Mr. DiCaprio, with his movie star status, can stand still and be Jay Gatsby for both have money, power and mystery. But Mr. DiCaprio, just as Mr. Maguire, has boyish features in his face that the lines of experience have been powerless to evict. It is a hindrance when Mr. DiCaprio has to portray men who have to look danger in the eye (e.g. "Gangs of New York," "The Aviator," "Blood Diamond") but in "The Great Gatsby" it fits the character rather nicely. When Nick first meets Gatsby, Gatsby’s a free-wheeling millionaire playboy. When Gatsby reveals his desire for Daisy Mr. DiCaprio turns him into a young school boy going on his first date. Gatsby glows with love when he is finally reunited with her. But when that love is threatened we can see a dark transformation come over Gatsby. It is a wonderful performance by Mr. DiCaprio, from being the loving, long lost love of Daisy Buchanan to a disillusioned loner.

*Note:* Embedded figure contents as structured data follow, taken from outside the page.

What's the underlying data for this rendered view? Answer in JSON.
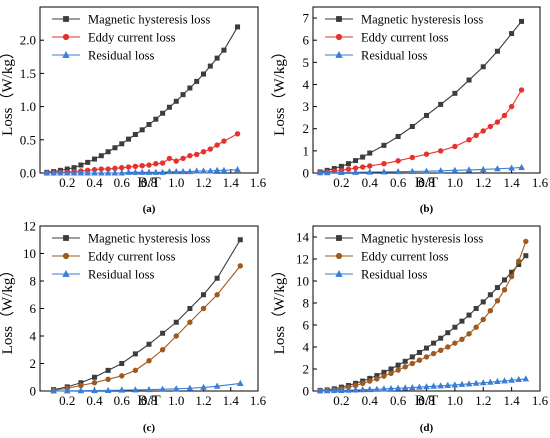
{
  "chart_data": [
    {
      "type": "line",
      "panel_label": "(a)",
      "xlabel": "B/T",
      "ylabel": "Loss（W/kg）",
      "xlim": [
        0,
        1.6
      ],
      "ylim": [
        0,
        2.5
      ],
      "xticks": [
        0.2,
        0.4,
        0.6,
        0.8,
        1.0,
        1.2,
        1.4,
        1.6
      ],
      "xtick_labels": [
        "0.2",
        "0.4",
        "0.6",
        "0.8",
        "1.0",
        "1.2",
        "1.4",
        "1.6"
      ],
      "yticks": [
        0.0,
        0.5,
        1.0,
        1.5,
        2.0
      ],
      "ytick_labels": [
        "0.0",
        "0.5",
        "1.0",
        "1.5",
        "2.0"
      ],
      "legend": "top-left",
      "grid": false,
      "series": [
        {
          "name": "Magnetic hysteresis loss",
          "color": "#3c3c3c",
          "marker": "square",
          "x": [
            0.05,
            0.1,
            0.15,
            0.2,
            0.25,
            0.3,
            0.35,
            0.4,
            0.45,
            0.5,
            0.55,
            0.6,
            0.65,
            0.7,
            0.75,
            0.8,
            0.85,
            0.9,
            0.95,
            1.0,
            1.05,
            1.1,
            1.15,
            1.2,
            1.25,
            1.3,
            1.35,
            1.45
          ],
          "values": [
            0.01,
            0.02,
            0.04,
            0.06,
            0.08,
            0.12,
            0.16,
            0.21,
            0.26,
            0.32,
            0.38,
            0.44,
            0.51,
            0.58,
            0.65,
            0.73,
            0.81,
            0.9,
            0.99,
            1.08,
            1.18,
            1.28,
            1.38,
            1.49,
            1.61,
            1.73,
            1.85,
            2.2
          ]
        },
        {
          "name": "Eddy current loss",
          "color": "#e8312a",
          "marker": "circle",
          "x": [
            0.05,
            0.1,
            0.15,
            0.2,
            0.25,
            0.3,
            0.35,
            0.4,
            0.45,
            0.5,
            0.55,
            0.6,
            0.65,
            0.7,
            0.75,
            0.8,
            0.85,
            0.9,
            0.95,
            1.0,
            1.05,
            1.1,
            1.15,
            1.2,
            1.25,
            1.3,
            1.35,
            1.45
          ],
          "values": [
            0.0,
            0.0,
            0.01,
            0.01,
            0.02,
            0.03,
            0.04,
            0.05,
            0.06,
            0.06,
            0.07,
            0.08,
            0.09,
            0.1,
            0.11,
            0.12,
            0.14,
            0.15,
            0.22,
            0.18,
            0.22,
            0.26,
            0.28,
            0.32,
            0.36,
            0.42,
            0.48,
            0.59
          ]
        },
        {
          "name": "Residual loss",
          "color": "#3a7ed8",
          "marker": "triangle",
          "x": [
            0.05,
            0.1,
            0.15,
            0.2,
            0.25,
            0.3,
            0.35,
            0.4,
            0.45,
            0.5,
            0.55,
            0.6,
            0.65,
            0.7,
            0.75,
            0.8,
            0.85,
            0.9,
            0.95,
            1.0,
            1.05,
            1.1,
            1.15,
            1.2,
            1.25,
            1.3,
            1.35,
            1.45
          ],
          "values": [
            0.0,
            0.0,
            0.0,
            0.0,
            0.0,
            0.0,
            0.0,
            0.0,
            0.0,
            0.0,
            0.0,
            0.0,
            0.01,
            0.01,
            0.01,
            0.01,
            0.01,
            0.01,
            0.02,
            0.02,
            0.02,
            0.02,
            0.03,
            0.03,
            0.03,
            0.04,
            0.04,
            0.05
          ]
        }
      ]
    },
    {
      "type": "line",
      "panel_label": "(b)",
      "xlabel": "B/T",
      "ylabel": "Loss（W/kg）",
      "xlim": [
        0,
        1.6
      ],
      "ylim": [
        0,
        7.5
      ],
      "xticks": [
        0.2,
        0.4,
        0.6,
        0.8,
        1.0,
        1.2,
        1.4,
        1.6
      ],
      "xtick_labels": [
        "0.2",
        "0.4",
        "0.6",
        "0.8",
        "1.0",
        "1.2",
        "1.4",
        "1.6"
      ],
      "yticks": [
        0,
        1,
        2,
        3,
        4,
        5,
        6,
        7
      ],
      "ytick_labels": [
        "0",
        "1",
        "2",
        "3",
        "4",
        "5",
        "6",
        "7"
      ],
      "legend": "top-left",
      "grid": false,
      "series": [
        {
          "name": "Magnetic hysteresis loss",
          "color": "#3c3c3c",
          "marker": "square",
          "x": [
            0.05,
            0.1,
            0.15,
            0.2,
            0.25,
            0.3,
            0.35,
            0.4,
            0.5,
            0.6,
            0.7,
            0.8,
            0.9,
            1.0,
            1.1,
            1.2,
            1.3,
            1.4,
            1.47
          ],
          "values": [
            0.05,
            0.12,
            0.2,
            0.3,
            0.42,
            0.56,
            0.72,
            0.9,
            1.25,
            1.65,
            2.1,
            2.6,
            3.1,
            3.6,
            4.2,
            4.8,
            5.5,
            6.3,
            6.85
          ]
        },
        {
          "name": "Eddy current loss",
          "color": "#e8312a",
          "marker": "circle",
          "x": [
            0.05,
            0.1,
            0.15,
            0.2,
            0.25,
            0.3,
            0.35,
            0.4,
            0.5,
            0.6,
            0.7,
            0.8,
            0.9,
            1.0,
            1.1,
            1.15,
            1.2,
            1.25,
            1.3,
            1.35,
            1.4,
            1.47
          ],
          "values": [
            0.02,
            0.05,
            0.08,
            0.12,
            0.17,
            0.22,
            0.27,
            0.32,
            0.42,
            0.55,
            0.7,
            0.85,
            1.0,
            1.2,
            1.5,
            1.7,
            1.9,
            2.1,
            2.3,
            2.6,
            3.0,
            3.75
          ]
        },
        {
          "name": "Residual loss",
          "color": "#3a7ed8",
          "marker": "triangle",
          "x": [
            0.05,
            0.1,
            0.2,
            0.3,
            0.4,
            0.5,
            0.6,
            0.7,
            0.8,
            0.9,
            1.0,
            1.1,
            1.2,
            1.3,
            1.4,
            1.47
          ],
          "values": [
            0.01,
            0.01,
            0.02,
            0.03,
            0.04,
            0.05,
            0.06,
            0.07,
            0.08,
            0.1,
            0.12,
            0.14,
            0.16,
            0.19,
            0.22,
            0.25
          ]
        }
      ]
    },
    {
      "type": "line",
      "panel_label": "(c)",
      "xlabel": "B/T",
      "ylabel": "Loss（W/kg）",
      "xlim": [
        0,
        1.6
      ],
      "ylim": [
        0,
        12
      ],
      "xticks": [
        0.2,
        0.4,
        0.6,
        0.8,
        1.0,
        1.2,
        1.4,
        1.6
      ],
      "xtick_labels": [
        "0.2",
        "0.4",
        "0.6",
        "0.8",
        "1.0",
        "1.2",
        "1.4",
        "1.6"
      ],
      "yticks": [
        0,
        2,
        4,
        6,
        8,
        10,
        12
      ],
      "ytick_labels": [
        "0",
        "2",
        "4",
        "6",
        "8",
        "10",
        "12"
      ],
      "legend": "top-left",
      "grid": false,
      "series": [
        {
          "name": "Magnetic hysteresis loss",
          "color": "#3c3c3c",
          "marker": "square",
          "x": [
            0.1,
            0.2,
            0.3,
            0.4,
            0.5,
            0.6,
            0.7,
            0.8,
            0.9,
            1.0,
            1.1,
            1.2,
            1.3,
            1.47
          ],
          "values": [
            0.1,
            0.3,
            0.6,
            1.0,
            1.5,
            2.0,
            2.7,
            3.4,
            4.2,
            5.0,
            6.0,
            7.0,
            8.2,
            11.0
          ]
        },
        {
          "name": "Eddy current loss",
          "color": "#a05a1e",
          "marker": "circle",
          "x": [
            0.1,
            0.2,
            0.3,
            0.4,
            0.5,
            0.6,
            0.7,
            0.8,
            0.9,
            1.0,
            1.1,
            1.2,
            1.3,
            1.47
          ],
          "values": [
            0.05,
            0.2,
            0.4,
            0.6,
            0.85,
            1.1,
            1.5,
            2.2,
            3.0,
            4.0,
            5.0,
            6.0,
            7.0,
            9.1
          ]
        },
        {
          "name": "Residual loss",
          "color": "#3a7ed8",
          "marker": "triangle",
          "x": [
            0.1,
            0.2,
            0.3,
            0.4,
            0.5,
            0.6,
            0.7,
            0.8,
            0.9,
            1.0,
            1.1,
            1.2,
            1.3,
            1.47
          ],
          "values": [
            0.0,
            0.01,
            0.02,
            0.03,
            0.04,
            0.06,
            0.08,
            0.1,
            0.13,
            0.16,
            0.2,
            0.26,
            0.35,
            0.55
          ]
        }
      ]
    },
    {
      "type": "line",
      "panel_label": "(d)",
      "xlabel": "B/T",
      "ylabel": "Loss（W/kg）",
      "xlim": [
        0,
        1.6
      ],
      "ylim": [
        0,
        15
      ],
      "xticks": [
        0.2,
        0.4,
        0.6,
        0.8,
        1.0,
        1.2,
        1.4,
        1.6
      ],
      "xtick_labels": [
        "0.2",
        "0.4",
        "0.6",
        "0.8",
        "1.0",
        "1.2",
        "1.4",
        "1.6"
      ],
      "yticks": [
        0,
        2,
        4,
        6,
        8,
        10,
        12,
        14
      ],
      "ytick_labels": [
        "0",
        "2",
        "4",
        "6",
        "8",
        "10",
        "12",
        "14"
      ],
      "legend": "top-left",
      "grid": false,
      "series": [
        {
          "name": "Magnetic hysteresis loss",
          "color": "#3c3c3c",
          "marker": "square",
          "x": [
            0.05,
            0.1,
            0.15,
            0.2,
            0.25,
            0.3,
            0.35,
            0.4,
            0.45,
            0.5,
            0.55,
            0.6,
            0.65,
            0.7,
            0.75,
            0.8,
            0.85,
            0.9,
            0.95,
            1.0,
            1.05,
            1.1,
            1.15,
            1.2,
            1.25,
            1.3,
            1.35,
            1.4,
            1.45,
            1.5
          ],
          "values": [
            0.05,
            0.1,
            0.2,
            0.35,
            0.5,
            0.7,
            0.9,
            1.15,
            1.4,
            1.7,
            2.0,
            2.35,
            2.7,
            3.1,
            3.5,
            3.9,
            4.35,
            4.8,
            5.3,
            5.8,
            6.35,
            6.9,
            7.5,
            8.1,
            8.75,
            9.4,
            10.1,
            10.8,
            11.5,
            12.3
          ]
        },
        {
          "name": "Eddy current loss",
          "color": "#a05a1e",
          "marker": "circle",
          "x": [
            0.05,
            0.1,
            0.15,
            0.2,
            0.25,
            0.3,
            0.35,
            0.4,
            0.45,
            0.5,
            0.55,
            0.6,
            0.65,
            0.7,
            0.75,
            0.8,
            0.85,
            0.9,
            0.95,
            1.0,
            1.05,
            1.1,
            1.15,
            1.2,
            1.25,
            1.3,
            1.35,
            1.4,
            1.45,
            1.5
          ],
          "values": [
            0.02,
            0.05,
            0.1,
            0.2,
            0.35,
            0.5,
            0.7,
            0.9,
            1.1,
            1.35,
            1.6,
            1.9,
            2.2,
            2.5,
            2.8,
            3.1,
            3.4,
            3.7,
            4.0,
            4.35,
            4.7,
            5.2,
            5.8,
            6.5,
            7.3,
            8.2,
            9.2,
            10.4,
            11.8,
            13.6
          ]
        },
        {
          "name": "Residual loss",
          "color": "#3a7ed8",
          "marker": "triangle",
          "x": [
            0.05,
            0.1,
            0.15,
            0.2,
            0.25,
            0.3,
            0.35,
            0.4,
            0.45,
            0.5,
            0.55,
            0.6,
            0.65,
            0.7,
            0.75,
            0.8,
            0.85,
            0.9,
            0.95,
            1.0,
            1.05,
            1.1,
            1.15,
            1.2,
            1.25,
            1.3,
            1.35,
            1.4,
            1.45,
            1.5
          ],
          "values": [
            0.01,
            0.02,
            0.03,
            0.05,
            0.07,
            0.09,
            0.11,
            0.13,
            0.16,
            0.19,
            0.22,
            0.25,
            0.28,
            0.31,
            0.35,
            0.39,
            0.43,
            0.47,
            0.51,
            0.55,
            0.6,
            0.65,
            0.7,
            0.75,
            0.8,
            0.86,
            0.92,
            0.98,
            1.04,
            1.1
          ]
        }
      ]
    }
  ]
}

Mr. Luhrmann has surrounded Mr. DiCaprio with a cast that could fit into anyone’s ideal image of the characters they have conjured up while reading the novel. Ms. Mulligan is Daisy. She is a young woman whose only hobby is to milk the days away in leisure while giving Tom the occasional headache whenever his mistresses invade her space. That is the extent of her life until Gatsby re-enters it. Ms. Mulligan bounces about in giddy excitement from once again being able to taste young love. But there is a limit that Daisy’s intellect and courage can handle. Faced with a choice that could release her from her serenity her lack of fearlessness keeps her anchored. Ms. Mulligan has the charm and the radiance of life that makes Daisy lovable but when the heat turns up the actress shows us the iceberg that makes up her soul. As Tom, Mr. Edgerton gives the least developed character some spice. Doing his best Richard Burton impression Mr. Edgerton intensifies the heart rate of the scenes he’s in and turns a cad credible when he competes for Daisy’s loyalty with Gatsby.
This fine enactment of "The Great Gatsby" is done on a colorful canvas that Mr. Luhrmann has painted. In all of Mr. Luhrmann’s movies, and this one is no exception, he flexes every muscle in the canon of filmmaking. From rich color palates to camera movements to new arraignments of contemporary pop songs to imaginative production designs there is no mistaking that one is watching a movie extravaganza and that is not a negative. Mr. Luhrmann who is gifted with an imaginative visual style uses Fitzgerald’s visual prose as a blueprint from the breeze filled curtains during Daisy’s introduction to the menacing eyes in the expired ophthalmologist advertisement on a decrepit billboard. The making of this movie in three dimensions is another toy you can feel Mr. Luhrmann enjoyed playing with.
But the joy Mr. Luhrmann had from making "The Great Gatsby" can be felt through the story that explores familiar territory for the filmmaker ("Romeo + Juliet", "Moulin Rouge!"). That is a protagonist who goes after love but once they obtain it find that it is too slippery an object to hold on to. Mr. Luhrmann is still unable to find a character who can capture love and we are better off for it.